Config readers and config list readers in UniConfig-native CLI are implemented as generic readers that parse device configuration into structuralized format based on registered native-CLI YANG models. These readers are initialized and registered per root data schema node that is supported in native-CLI. The next sequence diagram shows process taken by generic reader on calling 'readCurrentAttributes(..)' method.

Description of the process:

1. Creation of the configuration tree: It represents current device configuration by sending of 'show' command which is responsible for displaying of whole device configuration.
2. Transformation of configuration tree: It is transformed into binding-independent NormalizedNode using 'ConfigTreeStreamReader' component.
3. Conversion into binding-aware format: Conversion of binding-independent NormalizedNode into binding-aware DataObject and population of DataObject builder by fields from built DataObject.

Configuration is parsed into structuralized form before it is actually transformed into NormalizedNodes (step 1) because of more modular and easier approach. Configuration tree consists of 3 types of nodes:

1. Command nodes: They are represented by the last identifiers of the commands (command word). These nodes don't have any children nodes.
2. Section nodes: These nodes are represented by the command word / identifier that opens a new configuration section. Section nodes can have multiple children nodes.
3. Connector nodes: Connector nodes are similar to section nodes with identifier and multiple possible children nodes. However, they don't open a new configuration section; they represent just one intermediary word in command line.

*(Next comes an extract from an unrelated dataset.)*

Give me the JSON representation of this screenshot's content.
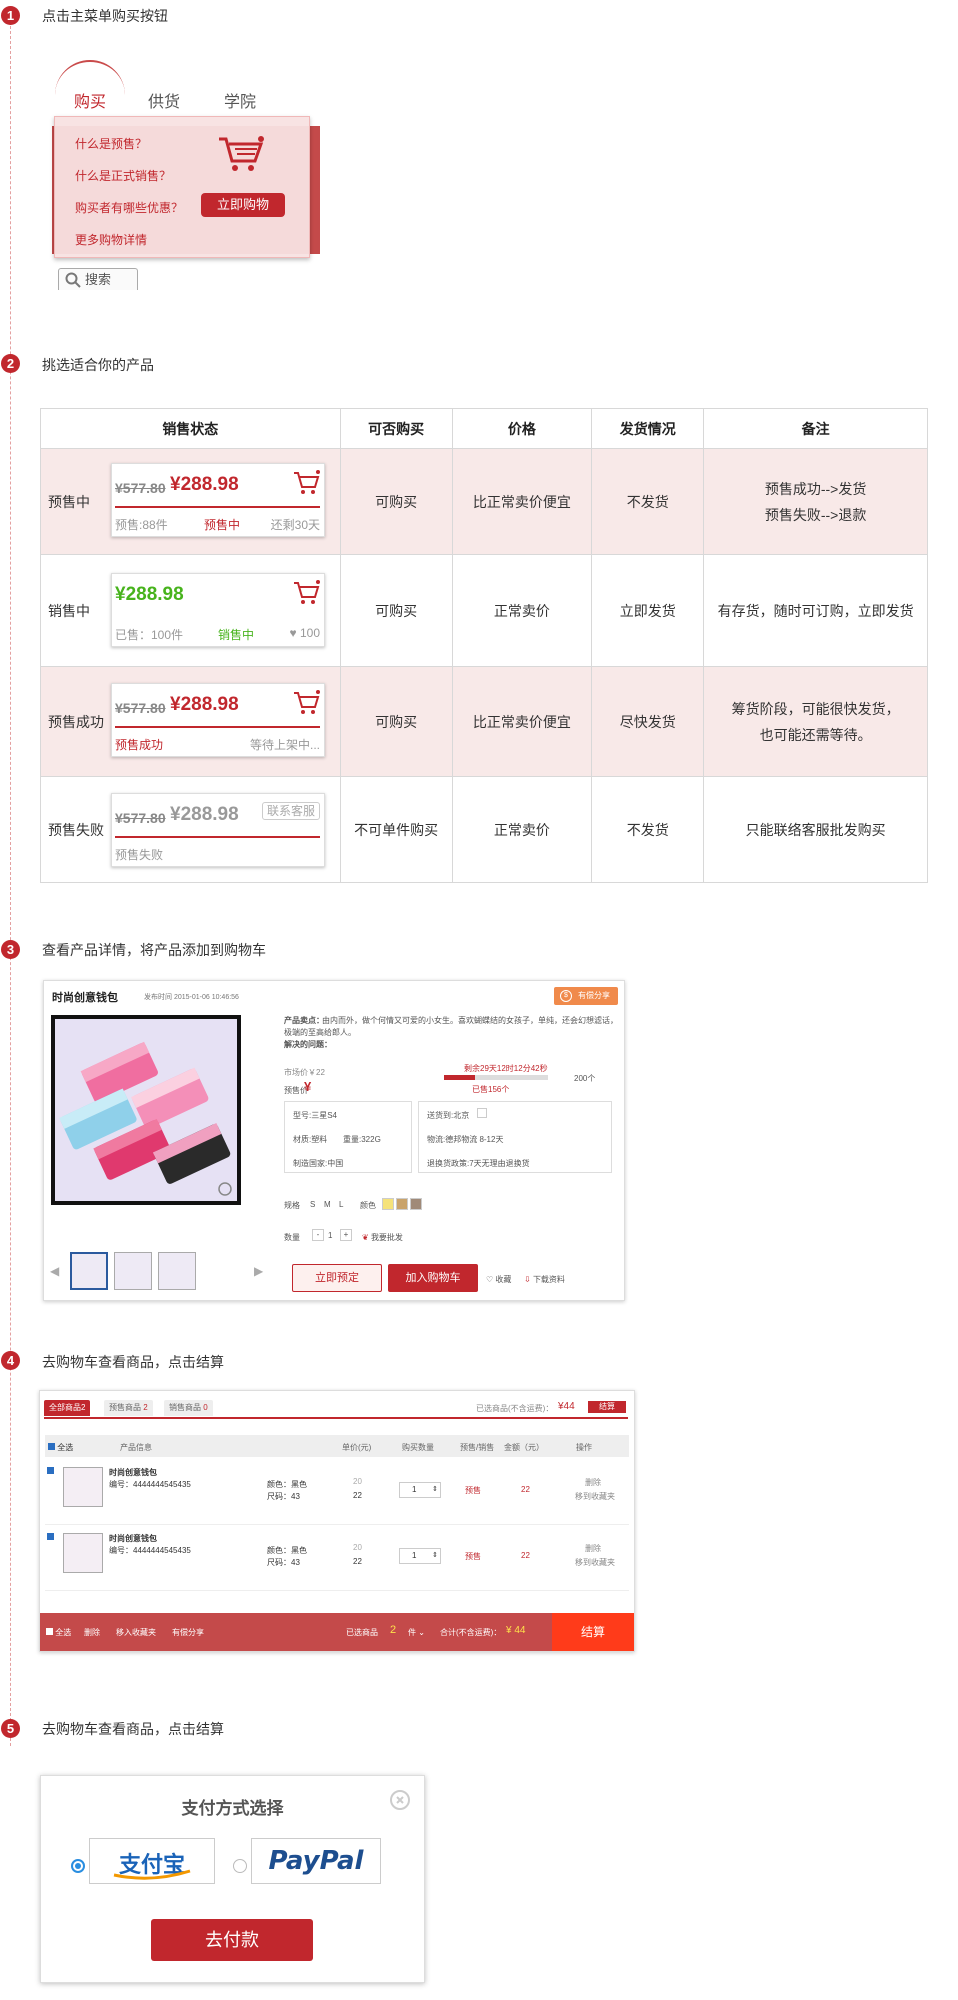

Example - parsing of interface commands into the tree structure:

Detailed description of algorithm for transformation of configuration tree into DOM objects:

Config writers and config list writers are responsible for serialization of structuralized data from datastore into series of configuration or delete command lines that are compatible with target device. Native CLI writers are also registered only for root schema nodes on the same paths as readers. The next sequence diagram shows process taken by generic writer on calling 'writeCurrentAttributes(..)' or 'deleteCurrentAttributes(..)' method.

Description of the process:

1. Conversion into binding-independent format: Conversion of binding-aware DataObject into binding-independent NormalizedNode format. Binding-independent format is more suited for automated traversal and building when the target class types of nodes are not known before compilation of YANG schemas is done.
2. Generation of command lines: NormalizedNode is serialized using stream writer into configuration buckets that are afterwards serialized into separated command lines. Conversion of configuration buckets into command lines can be customized by different strategies. Currently only the primitive strategy is used - it creates for each leaf command argument the full command line from top root - nesting into configuration modes is not supported. This step is described in detail by next activity diagram.
3. Generation of configuration or delete command lines: It is done by application of configuration or delete template on command line - for example, JUNOS devices use prefix 'set' for applying of the configuration and prefix 'delete' for removal of configuration from device.
4. Squashing of command lines into single snippet: This is only optimization step - all command lines are joined together with newline separator.
5. Sending of command to the device (blocking operation).

Configuration buckets are created as intermediary step because of the modularity and flexibility for application of different serialization strategies in future. There are 3 types of created buckets that are wired with respective schema nodes:

1. Leaf bucket: Bucket that doesn't have any children but it has a value in addition to the identifier. It is created from LeafNode.
2. Composite bucket: Bucket with identifier and possibly multiple children buckets. It can be used for following types of DOM nodes: ContainerNode or MapEntryNode.
3. Delegating bucket: Bucket that doesn't have any identifier, it just delegates configuration to its children buckets. It can be used for nodes that are described by ChoiceNode or MapNode.